I’ve been thinking a lot lately about what open source means in the broader economic sense. When it comes down to it, open source is an army of experts whose work is a constant drag on the closed source license based market, and a continual source of opportunity for companies who know to tap into the open source market for innovation, cost savings, and just plain efficiency.
Just look at some of these figures from Forbes regarding just what’s available over at the Linux Foundation:
- The total lines of source code present today in Linux Foundation’s Collaborative Projects are 115,013,302.
- The estimated, total amount of effort required to retrace the steps of collaborative development for these projects is 41,192.25 person years.
- In other words, it would take 1,356 developers 30 years to recreate the code bases present in Linux Foundation’s current Collaborative Projects listed above. The total economic value of this work is estimated to be over $5 billion dollars.

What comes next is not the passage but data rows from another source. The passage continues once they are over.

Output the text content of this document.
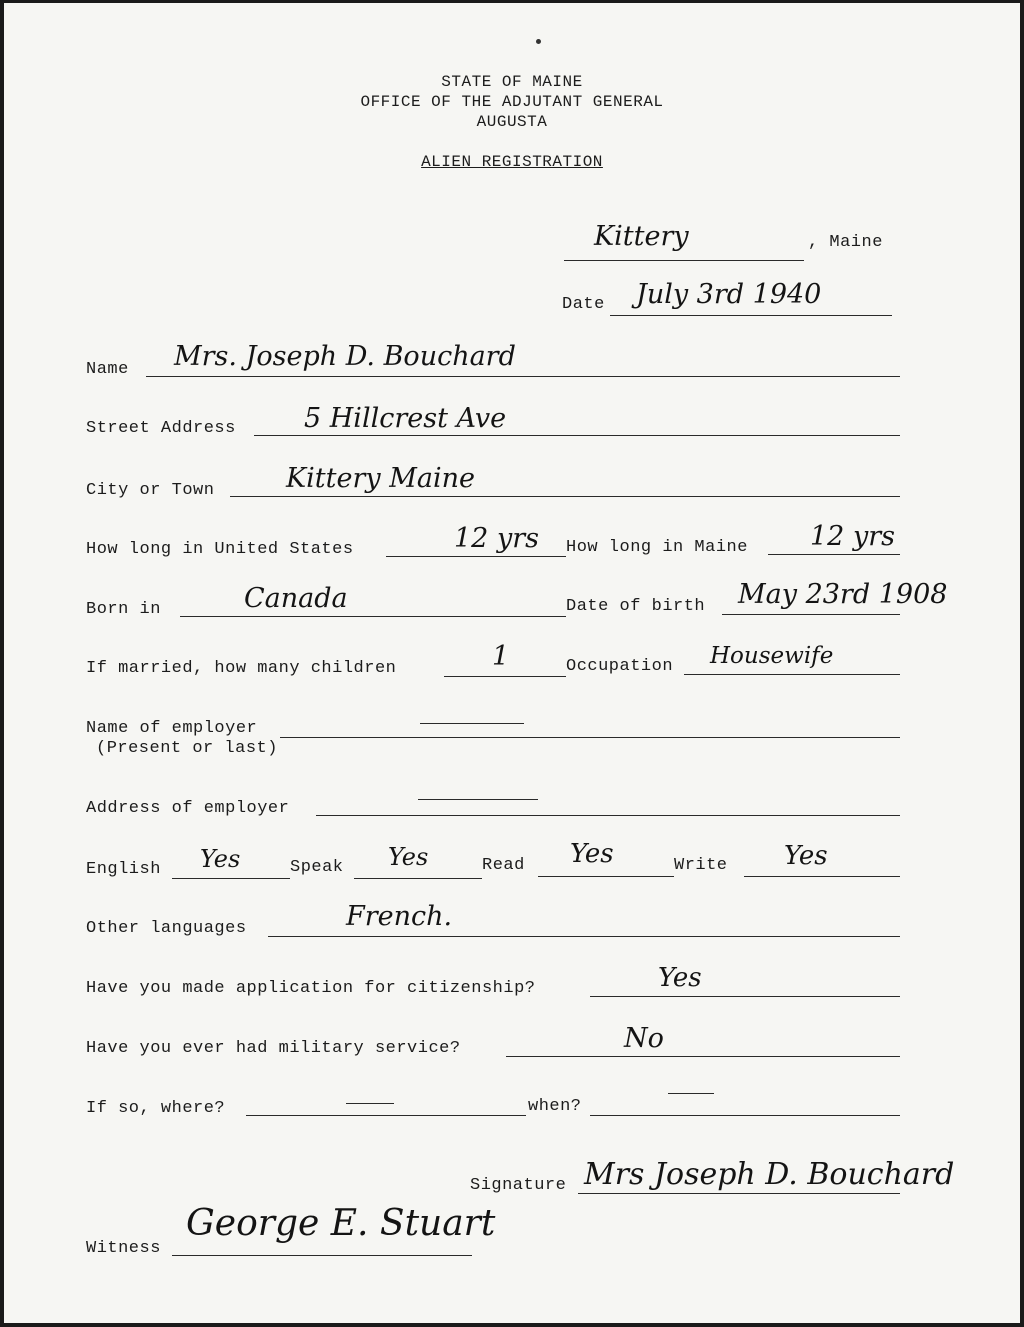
STATE OF MAINE
OFFICE OF THE ADJUTANT GENERAL
AUGUSTA
ALIEN REGISTRATION
Kittery	, Maine
Date July 3rd 1940
Name Mrs. Joseph D. Bouchard
Street Address	5 Hillcrest Ave
City or Town	Kittery Maine
How long in United States	12 yrs How long in Maine 12 yrs
Born in	Canada	Date of birth May 23rd 1908
If married, how many children	1	Occupation Housewife
Name of employer
(Present or last)
Address of employer
English Yes	Speak Yes	Read Yes	Write Yes
Other languages	French.
Have you made application for citizenship?	Yes
Have you ever had military service?	No
If so, where?	when?
Signature Mrs Joseph D. Bouchard
Witness
George E. Stuart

It turns out huge companies, even Microsoft, are going to the Linux Foundation and asking them how to use open source. Why? Because it will save them gobs of money, that’s why. From Forbes: “The modern CEO needs to find a way to manage the external R&D created by people that don’t work for them [i.e. the code that is available in open source projects]”. Indeed, open source represents a broader economic evolution in the tech industry. It’s just more efficient than the old way. Companies that wake up and pursue new ideas with the help of the massive open source community will move a lot faster than those that don’t.